Gil Farias foi ganhando espaço, criando estratégias para o trabalho com os alunos e agradou em cheio. Resultado? Formou várias turmas on line e em agosto de 2020 foi efetivado pela faculdade Estácio, através de um teste seletivo. Em maio de 2021 passou no seletivo da Universidade Federal do Piauí e atua como professor substituto. Agora exerce sua atividade em três faculdades.

 A vida não para e Gil Farias é a prova disso. No momento está cursando Doutorado em Educação Física, pela Universidade São Judas Tadeu – SP, com a linha de pesquisa “Promoção e Prevenção em Saúde”.

Do escritório ao universo do e- commerce

Foto: ArquivoLivia Sampaio
Livia Sampaio

A advogada Lívia Sampaio se viu perdida quando a pandemia chegou. A profissão de advogada que exercia desde 2015 estava ameaçada.

De tanto se perguntar “O que fazer agora?”, a resposta veio de sua própria força de vontade. Um dia teve uma ideia que mudaria sua vida profissional.

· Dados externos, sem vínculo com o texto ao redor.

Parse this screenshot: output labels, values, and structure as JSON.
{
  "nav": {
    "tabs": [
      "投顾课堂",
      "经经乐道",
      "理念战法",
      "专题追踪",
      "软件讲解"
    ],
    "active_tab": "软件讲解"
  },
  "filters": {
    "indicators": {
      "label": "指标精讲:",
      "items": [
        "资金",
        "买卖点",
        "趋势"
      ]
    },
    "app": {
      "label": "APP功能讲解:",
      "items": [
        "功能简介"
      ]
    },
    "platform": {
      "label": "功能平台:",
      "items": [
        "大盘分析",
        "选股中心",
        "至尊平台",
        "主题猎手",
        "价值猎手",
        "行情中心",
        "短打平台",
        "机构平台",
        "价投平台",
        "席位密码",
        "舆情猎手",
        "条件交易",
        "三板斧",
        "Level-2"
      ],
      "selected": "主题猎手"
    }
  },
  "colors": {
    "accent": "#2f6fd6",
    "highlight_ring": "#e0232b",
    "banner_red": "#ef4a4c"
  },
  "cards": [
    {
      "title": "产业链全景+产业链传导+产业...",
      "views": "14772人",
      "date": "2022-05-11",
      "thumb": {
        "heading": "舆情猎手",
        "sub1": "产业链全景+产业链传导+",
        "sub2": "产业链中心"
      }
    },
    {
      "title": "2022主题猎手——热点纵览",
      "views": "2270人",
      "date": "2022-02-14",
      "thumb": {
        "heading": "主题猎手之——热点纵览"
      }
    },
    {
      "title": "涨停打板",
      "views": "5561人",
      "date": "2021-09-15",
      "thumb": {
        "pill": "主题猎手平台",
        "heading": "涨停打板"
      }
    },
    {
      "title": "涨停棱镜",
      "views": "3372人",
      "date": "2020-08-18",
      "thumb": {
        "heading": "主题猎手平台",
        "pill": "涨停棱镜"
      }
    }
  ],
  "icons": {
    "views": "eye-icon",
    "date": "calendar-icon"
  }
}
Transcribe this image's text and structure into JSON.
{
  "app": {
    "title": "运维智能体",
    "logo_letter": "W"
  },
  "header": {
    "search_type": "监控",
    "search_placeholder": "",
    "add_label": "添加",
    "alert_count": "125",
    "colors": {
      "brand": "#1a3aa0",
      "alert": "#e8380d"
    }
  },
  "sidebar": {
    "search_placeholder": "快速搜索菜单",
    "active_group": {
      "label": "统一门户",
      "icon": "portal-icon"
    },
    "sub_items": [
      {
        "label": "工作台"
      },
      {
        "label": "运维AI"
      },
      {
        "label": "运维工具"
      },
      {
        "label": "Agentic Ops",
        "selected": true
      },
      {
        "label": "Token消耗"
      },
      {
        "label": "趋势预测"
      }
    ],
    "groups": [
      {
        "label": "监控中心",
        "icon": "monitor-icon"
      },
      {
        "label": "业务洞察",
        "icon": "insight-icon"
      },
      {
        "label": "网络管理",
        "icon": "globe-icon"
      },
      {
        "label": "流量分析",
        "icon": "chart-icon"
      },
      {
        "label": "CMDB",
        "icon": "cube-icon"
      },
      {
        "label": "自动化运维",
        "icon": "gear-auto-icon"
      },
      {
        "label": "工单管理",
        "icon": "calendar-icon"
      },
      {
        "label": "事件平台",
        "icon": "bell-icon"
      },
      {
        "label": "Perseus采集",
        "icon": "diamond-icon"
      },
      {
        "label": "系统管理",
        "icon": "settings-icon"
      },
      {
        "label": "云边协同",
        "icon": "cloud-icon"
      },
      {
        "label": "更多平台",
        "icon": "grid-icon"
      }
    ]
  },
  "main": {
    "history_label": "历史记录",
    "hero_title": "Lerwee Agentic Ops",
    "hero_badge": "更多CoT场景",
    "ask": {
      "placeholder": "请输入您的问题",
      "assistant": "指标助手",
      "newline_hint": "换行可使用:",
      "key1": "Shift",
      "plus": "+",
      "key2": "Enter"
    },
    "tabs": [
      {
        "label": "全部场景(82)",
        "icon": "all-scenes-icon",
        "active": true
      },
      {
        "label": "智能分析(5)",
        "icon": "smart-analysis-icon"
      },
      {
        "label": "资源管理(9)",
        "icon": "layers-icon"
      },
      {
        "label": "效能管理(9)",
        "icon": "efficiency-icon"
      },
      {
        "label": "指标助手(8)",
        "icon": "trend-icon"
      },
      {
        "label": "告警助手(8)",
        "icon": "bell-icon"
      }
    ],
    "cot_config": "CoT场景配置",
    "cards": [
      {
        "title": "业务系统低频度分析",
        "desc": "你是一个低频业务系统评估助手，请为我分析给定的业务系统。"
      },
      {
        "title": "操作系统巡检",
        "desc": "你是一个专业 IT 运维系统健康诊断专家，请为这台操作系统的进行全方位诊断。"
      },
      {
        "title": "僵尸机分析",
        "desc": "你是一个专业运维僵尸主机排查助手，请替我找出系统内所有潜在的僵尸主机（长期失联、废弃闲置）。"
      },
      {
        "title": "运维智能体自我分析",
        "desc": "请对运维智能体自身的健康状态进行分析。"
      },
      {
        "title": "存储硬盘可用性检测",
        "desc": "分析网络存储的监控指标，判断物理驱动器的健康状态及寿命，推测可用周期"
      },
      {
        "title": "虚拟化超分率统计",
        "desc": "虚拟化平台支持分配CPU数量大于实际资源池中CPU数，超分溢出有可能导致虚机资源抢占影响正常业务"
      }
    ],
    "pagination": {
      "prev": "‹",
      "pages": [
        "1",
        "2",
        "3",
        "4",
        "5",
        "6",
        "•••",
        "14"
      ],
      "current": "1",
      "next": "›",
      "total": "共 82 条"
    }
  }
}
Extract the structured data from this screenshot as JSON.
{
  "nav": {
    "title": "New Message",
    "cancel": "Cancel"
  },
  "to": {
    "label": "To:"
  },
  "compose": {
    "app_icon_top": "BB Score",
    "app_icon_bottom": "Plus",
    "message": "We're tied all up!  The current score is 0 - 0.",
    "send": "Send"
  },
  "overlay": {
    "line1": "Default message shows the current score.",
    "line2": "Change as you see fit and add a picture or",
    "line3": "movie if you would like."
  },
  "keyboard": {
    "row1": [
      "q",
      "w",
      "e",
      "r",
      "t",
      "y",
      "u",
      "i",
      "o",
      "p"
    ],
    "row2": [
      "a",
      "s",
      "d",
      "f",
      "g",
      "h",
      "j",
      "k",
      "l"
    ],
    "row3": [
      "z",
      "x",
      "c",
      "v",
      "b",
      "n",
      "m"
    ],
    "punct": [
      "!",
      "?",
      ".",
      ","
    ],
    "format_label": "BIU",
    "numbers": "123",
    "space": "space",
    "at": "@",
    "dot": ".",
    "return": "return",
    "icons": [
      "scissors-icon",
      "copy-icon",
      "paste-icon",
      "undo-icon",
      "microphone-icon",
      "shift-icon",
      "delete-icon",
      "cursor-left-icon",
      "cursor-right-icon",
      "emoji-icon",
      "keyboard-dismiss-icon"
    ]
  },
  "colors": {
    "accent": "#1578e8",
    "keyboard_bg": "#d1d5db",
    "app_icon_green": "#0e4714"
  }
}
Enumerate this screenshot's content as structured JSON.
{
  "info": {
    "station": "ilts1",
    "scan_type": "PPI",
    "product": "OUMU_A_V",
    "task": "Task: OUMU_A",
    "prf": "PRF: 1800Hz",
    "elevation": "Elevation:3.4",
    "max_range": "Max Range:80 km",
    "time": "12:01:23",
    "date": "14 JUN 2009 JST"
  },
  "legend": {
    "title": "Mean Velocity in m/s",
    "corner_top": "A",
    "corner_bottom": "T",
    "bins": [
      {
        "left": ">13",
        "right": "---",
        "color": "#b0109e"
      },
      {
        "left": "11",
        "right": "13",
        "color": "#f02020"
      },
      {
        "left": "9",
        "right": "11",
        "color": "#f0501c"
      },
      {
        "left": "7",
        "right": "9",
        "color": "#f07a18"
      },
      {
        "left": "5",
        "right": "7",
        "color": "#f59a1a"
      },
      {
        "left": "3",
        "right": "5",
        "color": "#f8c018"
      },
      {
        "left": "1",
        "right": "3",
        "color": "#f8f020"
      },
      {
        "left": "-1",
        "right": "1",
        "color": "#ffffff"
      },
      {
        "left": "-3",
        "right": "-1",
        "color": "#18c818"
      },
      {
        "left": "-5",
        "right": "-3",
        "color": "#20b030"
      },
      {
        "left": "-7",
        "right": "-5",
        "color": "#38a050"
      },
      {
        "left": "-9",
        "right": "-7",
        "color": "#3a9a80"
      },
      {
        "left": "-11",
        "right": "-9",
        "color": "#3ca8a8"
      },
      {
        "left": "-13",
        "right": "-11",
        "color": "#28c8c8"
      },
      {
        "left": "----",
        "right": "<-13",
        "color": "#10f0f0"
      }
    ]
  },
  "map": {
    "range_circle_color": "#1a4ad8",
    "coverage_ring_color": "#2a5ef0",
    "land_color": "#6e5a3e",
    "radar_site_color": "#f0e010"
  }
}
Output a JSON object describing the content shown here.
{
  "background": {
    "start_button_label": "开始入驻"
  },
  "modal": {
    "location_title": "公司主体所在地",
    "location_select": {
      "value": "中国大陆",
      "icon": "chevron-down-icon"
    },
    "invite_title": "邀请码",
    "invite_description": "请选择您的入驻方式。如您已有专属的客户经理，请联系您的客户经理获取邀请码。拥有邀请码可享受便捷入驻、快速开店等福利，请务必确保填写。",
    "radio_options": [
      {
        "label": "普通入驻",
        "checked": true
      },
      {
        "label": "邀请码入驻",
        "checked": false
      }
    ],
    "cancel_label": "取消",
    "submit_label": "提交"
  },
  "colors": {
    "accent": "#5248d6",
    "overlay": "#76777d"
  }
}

“Como advogada atuava quase todos os dias em audiências. Minha vida era bastante agitada e de repente fecha tudo”, comenta. Eu comecei a perceber que mesmo em casa as pessoas precisavam se sentir bonitas, vivas, uma questão de autoestima.

A ideia da loja on line – trabalhando exclusivamente com roupas femininas veio entre julho e agosto de 2020. Um start de abrir um negócio que pudesse ser lucrativo, trabalhando de casa. Ela conta que já gostava de moda. Estaria dentro de casa, trabalhando pelo celular e estaria evitando o perigo de infecção pela Covid-19. Vendas feitas, entregas planejadas e realizadas com todos os protocolos que o momento exigia (e ainda exige).

A loja ganhou corpo no começo de novembro. O comércio físico voltando aos poucos, mas, muita gente preferindo a comodidade de comprar on line. Foquei nas festividades de final de ano, porque mesmo com pouca gente, meu entendimento era de que as pessoas iriam comemorar, pelo menos junto dos seus familiares”, relata.

Lívia destaca que começou o novo negócio com bastante medo, mas com senti ento de muita gratidão, pelos resultados alcançados. Começou vendendo em Teresina e atualmente atende, através do E-Commerce a cidades do Sul do Estado, Gilbués, Bom Jesus, Santa Filomena (essa ela destaca com orgulho por se a cidade natal de seu pai).

“Deu tão certo que ‘chegamos’ a Curimatá, Pedro II, Parnaíba e várias cidades do Maranhão, diz a advogada que está completamente dedicada à loja. “ Ainda atendo alguns processos mas, meus planos são de trabalhar exclusivamente com a loja. Nesse trabalho eu acordo motivada, com brilho nos olhos”.  finaliza. 
Uma dica: passa na loja (on line) @usocor_oficial.

Ex-babá, Kátia Godinho assume carreira de cantora

Foto: ArquivoKátia Godinho
Kátia Godinho

Prestes a completar 50 anos, ela sentiu que não podia mais perder tempo sobre realizar sonhos. Na pandemia experimentou muitas emoções boas e ruins. Pegou Covid e se viu numa situação muito complicada. Queria e devia dar uma alavancada na vida profissional, fazendo algo que há muitos anos ela sentia vontade, mas a coragem faltava.

A pandemia provou para todos que nada é certo e que a qualquer momento tudo pode mudar. Passou a se dedicar a cantar em live e comumente abria a câmera para um live surpresa, onde cantava sucessos de artistas piauienses e outras canções do repertório nacional. Percebeu que tinha um público fiel. Incentivada pela família e amigos, decidiu se dedicar à música. Primeiramente compôs uma canção em parceria com Jairo Mouzinho e Cicy Arcângelo.

A cantora explica que teve muito medo “mas, fui com medo mesmo, como se diz por aí”. Kátia compôs música, lançou e atualmente está dedicada a uma banda de forró chamada Skema de Luxo. Vale lembrar que a música gravada por ela ganhou tanta visibilidade que alguns artistas piauienses fizeram questão de gravar  e postar em suas redes sociais. Se ela está feliz? Quer perguntar?